The film then takes Emily on a voyage of discovery of Chasidism. There are wonderful images of Chasidic life, but again, it stretches credulity to think that an outsider would be permitted to see them, even if she is an undercover cop working on a murder. This part feels like weeks, but surprise, it's only a few days. Emily makes friends with the Rebbe's daughter Leah, played by (the very Italian) Mia Sara (obviously owing to the scarcity of Jewish actresses in America). Of course, romance rears its head in the person of Leah's brother Ariel, played by Eric Thal. Griffith is eight years older than Thal and looks it, which is distracting. Emily and Ariel are powerfully attracted to one another, but never for a moment is their attraction believable, either as characters or actors. Ariel was Yaakov's best friend, a brilliant scholar who is being groomed as the Rebbe's successor, and also the future bridegroom in a just-arranged marriage to the daughter of a rabbi in Paris. Emily's reacts with incredible naiveté about arranged marriages. No one is that ignorant. She also meets Mara (Tracy Pollan), Yaakov's fiancée, who tells Emily about her (Mara's) sordid past and how Yaakov found her, took her in, and later proposed to her. Here are two more implausibles: That Yaakov would do this at all with an outsider, and that Emily is transformed by her exposure to the Chasidim into a more reserved, more profound soul in a matter of days.

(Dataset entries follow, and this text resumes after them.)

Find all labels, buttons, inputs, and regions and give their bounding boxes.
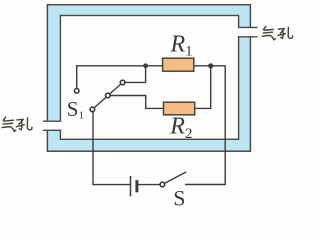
S1 middle contact bbox=[106, 93, 111, 98]
battery plate long bbox=[130, 176, 132, 196]
wire: middle contact to R2 left bbox=[108, 96, 164, 109]
air hole cut line right upper bbox=[238, 26, 258, 28]
battery plate short bbox=[135, 180, 138, 192]
air hole cut line left lower bbox=[43, 129, 62, 131]
label qikong left: char kong bbox=[16, 118, 32, 130]
junction dot at R1 right bbox=[208, 63, 213, 68]
wire: S1 pole down to battery bbox=[93, 112, 131, 185]
junction dot at top node bbox=[143, 63, 148, 68]
air hole gap left wall bbox=[46, 122, 63, 130]
S1 left contact bbox=[74, 89, 79, 94]
box wall inner outline bbox=[60, 16, 238, 140]
wire: battery to switch S bbox=[137, 184, 160, 186]
box wall outer outline bbox=[47, 5, 250, 152]
label qikong left: char qi bbox=[2, 117, 16, 131]
box wall (blue band) bbox=[47, 5, 250, 152]
wire: upper contact to top node bbox=[123, 66, 146, 83]
svg-text:S: S bbox=[173, 185, 185, 207]
S1 pole contact bbox=[90, 107, 95, 112]
wire: top node to R1 bbox=[77, 66, 163, 89]
air hole cut line left upper bbox=[43, 120, 62, 122]
air hole gap right wall bbox=[238, 28, 253, 36]
wire: R1 right, right branch down to bottom circuit bbox=[185, 66, 225, 185]
S1 upper contact bbox=[120, 80, 125, 85]
switch S lever bbox=[165, 172, 187, 183]
switch S contact circle bbox=[160, 182, 165, 187]
label qikong right: char qi bbox=[262, 27, 275, 40]
label qikong right: char kong bbox=[278, 27, 293, 38]
resistor R1 bbox=[163, 58, 194, 71]
air hole cut line right lower bbox=[238, 36, 258, 38]
switch S1 lever bbox=[92, 83, 122, 110]
resistor R2 bbox=[164, 102, 195, 115]
wire: junction to R2 right bbox=[195, 66, 211, 109]
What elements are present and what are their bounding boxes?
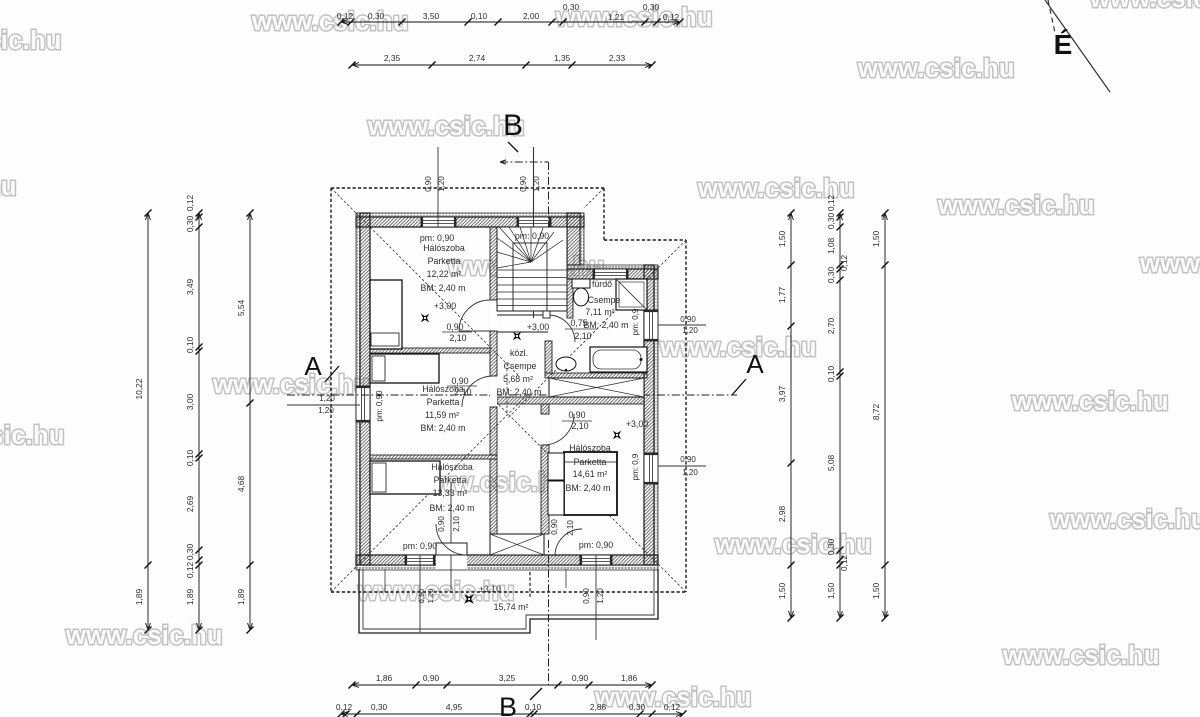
svg-text:2,10: 2,10 <box>571 421 588 431</box>
svg-text:BM: 2,40 m: BM: 2,40 m <box>584 320 629 330</box>
svg-text:0,30: 0,30 <box>826 539 836 556</box>
svg-text:0,30: 0,30 <box>629 702 646 712</box>
dimension row bottom 2 <box>341 713 683 715</box>
svg-text:A: A <box>746 349 764 379</box>
svg-text:www.csic.hu: www.csic.hu <box>714 531 872 559</box>
door arc + labels bedroom4 lower <box>550 519 582 556</box>
terrace door leaf + arc <box>436 524 467 555</box>
svg-text:0,90: 0,90 <box>417 589 426 604</box>
left window leader 1.20/1.20 <box>287 394 360 415</box>
hallway floor step line <box>497 331 548 333</box>
svg-text:0,10: 0,10 <box>471 11 488 21</box>
terrace door axis x=451 <box>437 482 461 590</box>
interior partition: bedroom2/bedroom3 <box>370 455 497 459</box>
svg-text:B: B <box>499 692 517 717</box>
svg-text:0,10: 0,10 <box>525 702 542 712</box>
dimension row top 2 <box>352 64 652 66</box>
svg-text:5,54: 5,54 <box>236 300 246 317</box>
labels bedroom2 (11.59) <box>375 384 465 433</box>
svg-text:2,70: 2,70 <box>826 318 836 335</box>
toilet <box>572 279 590 306</box>
svg-text:0,10: 0,10 <box>826 366 836 383</box>
window: top wall stairs <box>517 217 551 227</box>
svg-text:2,33: 2,33 <box>609 53 626 63</box>
svg-text:B: B <box>503 109 523 142</box>
svg-text:www.csic.hu: www.csic.hu <box>1049 506 1200 534</box>
svg-text:0,12: 0,12 <box>185 562 195 579</box>
svg-text:1,50: 1,50 <box>777 231 787 248</box>
svg-text:0,12: 0,12 <box>664 702 681 712</box>
svg-text:3,00: 3,00 <box>185 394 195 411</box>
svg-text:0,10: 0,10 <box>185 450 195 467</box>
svg-text:www.csic.hu: www.csic.hu <box>1139 250 1200 278</box>
window: left wall bedroom2 <box>356 386 370 422</box>
svg-text:pm: 0,9: pm: 0,9 <box>631 453 640 480</box>
svg-text:www.csic.hu: www.csic.hu <box>367 113 525 141</box>
svg-text:0,30: 0,30 <box>563 2 580 12</box>
svg-text:1,50: 1,50 <box>826 583 836 600</box>
svg-text:www.csic.hu: www.csic.hu <box>1089 0 1200 13</box>
door: bedroom2 (11.59) <box>462 376 497 407</box>
door labels bedroom2 <box>447 376 477 397</box>
svg-text:5,68 m²: 5,68 m² <box>503 374 533 384</box>
svg-text:1,89: 1,89 <box>185 589 195 606</box>
svg-text:1,89: 1,89 <box>236 589 246 606</box>
svg-text:0,30: 0,30 <box>643 2 660 12</box>
window: top wall bedroom1 <box>421 217 456 227</box>
svg-text:pm: 0,9: pm: 0,9 <box>631 308 640 335</box>
svg-text:2,98: 2,98 <box>777 506 787 523</box>
svg-text:1,50: 1,50 <box>871 583 881 600</box>
interior wall: stair/bathroom <box>567 279 573 318</box>
svg-text:12,22 m²: 12,22 m² <box>427 269 462 279</box>
dimension col right 3 <box>884 213 886 618</box>
interior partition: bedroom1/bedroom2 <box>370 348 490 353</box>
closet box with X (bottom strip) <box>490 534 544 555</box>
svg-text:BM: 2,40 m: BM: 2,40 m <box>421 423 466 433</box>
terrace extension lines <box>565 569 567 588</box>
svg-text:0,90: 0,90 <box>519 176 528 192</box>
right window leader 0.90/1.20 (bedroom4) <box>658 455 706 477</box>
terrace labels <box>479 584 528 612</box>
svg-text:11,59 m²: 11,59 m² <box>425 410 459 420</box>
interior wall: strip/bedroom4 (vertical x=541) <box>541 404 549 534</box>
svg-text:0,12: 0,12 <box>839 555 849 572</box>
svg-text:2,35: 2,35 <box>384 53 401 63</box>
svg-text:Hálószoba: Hálószoba <box>422 384 464 394</box>
svg-text:0,90: 0,90 <box>680 315 696 324</box>
bathroom door labels 0.75/2.10 <box>565 318 597 341</box>
svg-text:1,86: 1,86 <box>621 673 638 683</box>
svg-text:Csempe: Csempe <box>504 361 537 371</box>
window: bottom wall bedroom3 <box>405 555 435 565</box>
door: bedroom1 (12.22) <box>459 300 497 331</box>
svg-text:Parketta: Parketta <box>434 475 467 485</box>
labels bathroom <box>584 279 629 330</box>
hallway +3.00 <box>527 322 549 332</box>
labels bedroom1 (12.22) <box>420 233 466 311</box>
svg-text:1,20: 1,20 <box>532 176 541 192</box>
svg-text:pm: 0,90: pm: 0,90 <box>403 541 437 551</box>
svg-text:1,35: 1,35 <box>554 53 571 63</box>
bottom window axis x=596 <box>582 555 605 640</box>
shower tray <box>616 279 647 310</box>
svg-text:0,90: 0,90 <box>582 588 591 604</box>
rotated pm labels right wall <box>631 308 640 480</box>
svg-text:15,74 m²: 15,74 m² <box>494 602 529 612</box>
svg-text:BM: 2,40 m: BM: 2,40 m <box>421 283 466 293</box>
svg-text:A: A <box>304 351 322 381</box>
svg-text:1,20: 1,20 <box>318 406 334 415</box>
svg-text:Csempe: Csempe <box>588 295 621 305</box>
svg-text:Hálószoba: Hálószoba <box>431 462 473 472</box>
svg-text:13,33 m²: 13,33 m² <box>433 488 468 498</box>
svg-text:Parketta: Parketta <box>427 397 460 407</box>
svg-text:Parketta: Parketta <box>574 457 607 467</box>
window: right wall bathroom <box>644 310 658 341</box>
svg-text:1,20: 1,20 <box>682 326 698 335</box>
svg-text:BM: 2,40 m: BM: 2,40 m <box>430 503 475 513</box>
svg-text:0,30: 0,30 <box>371 702 388 712</box>
dimension col left 1 <box>147 213 149 630</box>
svg-text:Hálószoba: Hálószoba <box>569 443 611 453</box>
svg-text:1,20: 1,20 <box>319 394 335 403</box>
interior wall: bedroom/stair + hallway (vertical x=490) <box>490 227 497 534</box>
interior wall: below closet box <box>497 397 644 404</box>
door: bathroom (0.75) <box>545 315 575 342</box>
svg-text:±3,10: ±3,10 <box>479 584 501 594</box>
svg-text:0,12: 0,12 <box>839 255 849 272</box>
terrace outline <box>359 569 658 633</box>
svg-text:0,90: 0,90 <box>680 455 696 464</box>
svg-text:www.csic.hu: www.csic.hu <box>0 422 65 450</box>
stair bottom edge <box>497 310 567 312</box>
svg-text:0,30: 0,30 <box>185 216 195 233</box>
window: bathroom wing top <box>593 269 628 279</box>
svg-text:1,20: 1,20 <box>437 176 446 192</box>
roof hip lines (dashed) <box>331 188 686 592</box>
svg-text:www.csic.hu: www.csic.hu <box>0 27 62 55</box>
north arrow <box>1045 0 1110 92</box>
stairs <box>497 227 567 318</box>
svg-text:1,89: 1,89 <box>134 589 144 606</box>
bed bedroom3 <box>370 461 440 494</box>
labels bedroom4 (14.61) <box>566 443 614 550</box>
svg-text:Parketta: Parketta <box>428 256 461 266</box>
svg-text:1,20: 1,20 <box>426 589 435 604</box>
svg-text:pm: 0,90: pm: 0,90 <box>375 390 384 422</box>
svg-text:0,30: 0,30 <box>185 544 195 561</box>
closet box with X (bathroom south) <box>549 378 644 397</box>
svg-text:3,97: 3,97 <box>777 386 787 403</box>
svg-text:közl.: közl. <box>510 348 528 358</box>
exterior wall: east wall of stair block <box>567 213 584 265</box>
dimension col left 3 <box>249 213 251 630</box>
svg-text:BM: 2,40 m: BM: 2,40 m <box>497 387 542 397</box>
svg-text:0,12: 0,12 <box>336 702 353 712</box>
svg-text:+3,00: +3,00 <box>626 419 648 429</box>
terrace door opening <box>436 555 467 569</box>
svg-text:www.csic.hu: www.csic.hu <box>1011 388 1169 416</box>
bed bedroom1 <box>370 280 402 349</box>
svg-text:1,08: 1,08 <box>826 238 836 255</box>
svg-text:1,50: 1,50 <box>871 231 881 248</box>
svg-text:www.csic.hu: www.csic.hu <box>937 192 1095 220</box>
svg-text:8,72: 8,72 <box>871 404 881 421</box>
svg-text:3,50: 3,50 <box>423 11 440 21</box>
closets bedroom4 <box>548 453 564 515</box>
svg-text:+3,00: +3,00 <box>434 301 456 311</box>
svg-text:0,30: 0,30 <box>368 11 385 21</box>
svg-text:2,00: 2,00 <box>523 11 540 21</box>
svg-text:0,12: 0,12 <box>663 12 680 22</box>
svg-text:pm: 0,90: pm: 0,90 <box>579 540 613 550</box>
svg-text:0,30: 0,30 <box>826 267 836 284</box>
dimension col right 1 <box>790 213 792 618</box>
svg-text:www.csic.hu: www.csic.hu <box>1002 642 1160 670</box>
exterior wall: right <box>644 265 658 565</box>
section line B-B <box>499 109 549 717</box>
svg-text:4,95: 4,95 <box>446 702 463 712</box>
svg-text:3,49: 3,49 <box>185 279 195 296</box>
door labels bedroom1 <box>442 322 472 343</box>
terrace window axis x=420 <box>417 555 435 632</box>
svg-text:1,50: 1,50 <box>777 583 787 600</box>
svg-text:1,20: 1,20 <box>596 588 605 604</box>
window axis line x=438 <box>424 147 446 227</box>
svg-text:0,90: 0,90 <box>568 410 585 420</box>
svg-text:0,90: 0,90 <box>446 322 463 332</box>
window: bottom wall bedroom4 <box>580 555 612 565</box>
window: right wall bedroom4 <box>644 453 658 484</box>
section line A-A <box>287 349 764 395</box>
bed bedroom2 <box>370 354 439 383</box>
interior wall: bathroom south <box>545 373 647 378</box>
right window leader 0.90/1.20 (bathroom) <box>658 315 706 335</box>
bathtub <box>590 347 647 372</box>
svg-text:2,74: 2,74 <box>469 53 486 63</box>
svg-text:7,11 m²: 7,11 m² <box>585 307 614 317</box>
dimension row top 1 <box>341 21 680 23</box>
svg-text:0,30: 0,30 <box>826 213 836 230</box>
exterior wall: top (masonry + insulation dots) <box>356 213 584 227</box>
dimension col right 2 <box>839 213 841 618</box>
labels hallway <box>497 348 542 397</box>
svg-text:Hálószoba: Hálószoba <box>423 243 465 253</box>
svg-text:0,10: 0,10 <box>185 337 195 354</box>
double bed bedroom4 <box>564 452 617 515</box>
door labels bedroom4 <box>562 410 592 431</box>
svg-text:fürdő: fürdő <box>592 279 612 289</box>
svg-text:2,10: 2,10 <box>566 520 575 536</box>
svg-text:1,21: 1,21 <box>608 12 625 22</box>
svg-text:1,77: 1,77 <box>777 287 787 304</box>
svg-text:14,61 m²: 14,61 m² <box>573 469 608 479</box>
svg-text:0,90: 0,90 <box>572 673 589 683</box>
svg-text:0,75: 0,75 <box>570 318 587 328</box>
svg-text:BM: 2,40 m: BM: 2,40 m <box>566 483 611 493</box>
svg-text:2,10: 2,10 <box>449 333 466 343</box>
svg-text:É: É <box>1054 29 1073 60</box>
svg-text:2,88: 2,88 <box>590 702 607 712</box>
svg-text:2,10: 2,10 <box>574 331 591 341</box>
svg-text:0,90: 0,90 <box>550 519 559 535</box>
window axis line x=533.5 (through stairs) <box>519 147 541 318</box>
svg-text:pm: 0,90: pm: 0,90 <box>515 231 549 241</box>
svg-text:www.csic.hu: www.csic.hu <box>659 334 817 362</box>
svg-text:1,86: 1,86 <box>376 673 393 683</box>
svg-text:0,90: 0,90 <box>437 516 446 532</box>
svg-text:1,20: 1,20 <box>682 468 698 477</box>
exterior wall: bottom <box>356 555 658 570</box>
interior wall: hallway/bathroom (vertical x=545) <box>545 341 552 373</box>
dimension row bottom 1 <box>352 684 652 686</box>
svg-text:0,90: 0,90 <box>423 673 440 683</box>
eaves outline (dashed) <box>331 188 686 592</box>
svg-text:10,22: 10,22 <box>134 378 144 399</box>
washbasin <box>556 357 576 371</box>
svg-text:4,68: 4,68 <box>236 476 246 493</box>
exterior wall: bathroom wing top <box>567 265 658 279</box>
svg-text:2,10: 2,10 <box>452 516 461 532</box>
dimension col left 2 <box>198 213 200 630</box>
svg-text:0,12: 0,12 <box>337 11 354 21</box>
svg-text:0,12: 0,12 <box>826 195 836 212</box>
svg-text:0,90: 0,90 <box>424 176 433 192</box>
svg-text:3,25: 3,25 <box>499 673 516 683</box>
exterior wall: left <box>356 213 370 565</box>
svg-text:www.csic.hu: www.csic.hu <box>0 173 17 201</box>
labels bedroom3 (13.33) <box>403 462 475 551</box>
door: bedroom4 (14.61) <box>541 414 574 445</box>
svg-text:pm: 0,90: pm: 0,90 <box>420 233 454 243</box>
svg-text:www.csic.hu: www.csic.hu <box>857 55 1015 83</box>
svg-text:+3,00: +3,00 <box>527 322 549 332</box>
svg-text:0,12: 0,12 <box>185 195 195 212</box>
terrace step dashed continuation <box>529 572 531 598</box>
svg-text:5,08: 5,08 <box>826 455 836 472</box>
svg-text:2,69: 2,69 <box>185 496 195 513</box>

In the daytime, Emily works undercover in the diamond store where Yaakov was murdered. Suspicion falls on two stereotypical Italian mobsters from the Baldessari family (one is James Gandolfini with hair). They show up a few days after Emily goes undercover and try to force a protection racket on the store. The Jews are given a week to decide. Of course, it's all been caught on film and tape. When the mobsters come back, they are arrested for extortion and conspiracy; and when one of Yaakov's diamond bags is discovered in Baldessari's coat, for suspicion of murder. The mobsters make a break for it, a violent chase sequence ensues, and Emily single-handedly takes them out. Just before he dies, Baldessari tells Emily that they didn't kill Yaakov. Emily's cover is blown after the very public chase, and the case is supposedly closed. But, in a too-neat little scene, Emily realizes that the only plausible suspect is Mara. She is correct, the climactic confrontation ensues, and Ariel winds up shooting Mara to save Leah's life. (Right.) As an anticlimax, we meet Ariel's betrothed, played by the 24-year-old Rena Sofer. We are distracted by her beauty and then distracted from that by her ludicrously bogus French accent.

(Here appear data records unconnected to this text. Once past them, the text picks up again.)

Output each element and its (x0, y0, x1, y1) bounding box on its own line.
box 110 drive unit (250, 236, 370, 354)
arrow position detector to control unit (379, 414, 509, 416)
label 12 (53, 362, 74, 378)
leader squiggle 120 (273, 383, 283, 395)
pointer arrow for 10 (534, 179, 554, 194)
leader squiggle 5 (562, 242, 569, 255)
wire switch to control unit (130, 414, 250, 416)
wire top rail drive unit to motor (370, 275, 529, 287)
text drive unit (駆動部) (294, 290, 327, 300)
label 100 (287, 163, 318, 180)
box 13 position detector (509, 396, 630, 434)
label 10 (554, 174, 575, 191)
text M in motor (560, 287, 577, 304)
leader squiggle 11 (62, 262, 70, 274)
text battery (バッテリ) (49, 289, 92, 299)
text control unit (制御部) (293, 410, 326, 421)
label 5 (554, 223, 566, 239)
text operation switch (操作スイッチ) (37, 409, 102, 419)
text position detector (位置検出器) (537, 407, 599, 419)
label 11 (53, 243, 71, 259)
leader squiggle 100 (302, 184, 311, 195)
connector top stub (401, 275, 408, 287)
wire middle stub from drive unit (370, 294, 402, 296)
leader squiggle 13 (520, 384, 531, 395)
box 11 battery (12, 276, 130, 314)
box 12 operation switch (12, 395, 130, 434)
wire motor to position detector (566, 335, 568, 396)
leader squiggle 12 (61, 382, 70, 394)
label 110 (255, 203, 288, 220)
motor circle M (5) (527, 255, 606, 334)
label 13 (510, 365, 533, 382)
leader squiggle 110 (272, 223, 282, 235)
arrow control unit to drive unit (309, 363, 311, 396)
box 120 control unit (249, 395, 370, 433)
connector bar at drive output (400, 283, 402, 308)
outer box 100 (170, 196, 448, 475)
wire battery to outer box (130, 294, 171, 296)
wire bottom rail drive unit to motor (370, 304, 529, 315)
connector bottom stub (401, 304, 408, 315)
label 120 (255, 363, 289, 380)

Reviewers of 'Witness,' which with this film is most often contrasted, have pointed out the numerous goofs in that film, details that make those familiar with Pennsylvania Dutch culture howl. Same here: While this film contains fascinating, evocative scenes of Chasidic life that most people would never see in person, it is an inferior film that is full of improbable plot elements, cultural blunders, characters who are mostly mere sketches, and mostly pedestrian cinematography. As a Jew, Sidney Lumet should have been more sensitive to how badly this script trampled on accuracy in the name of cinema. We expect better from the director who gave us Serpico, Dog Day Afternoon, Network and Prince of the City.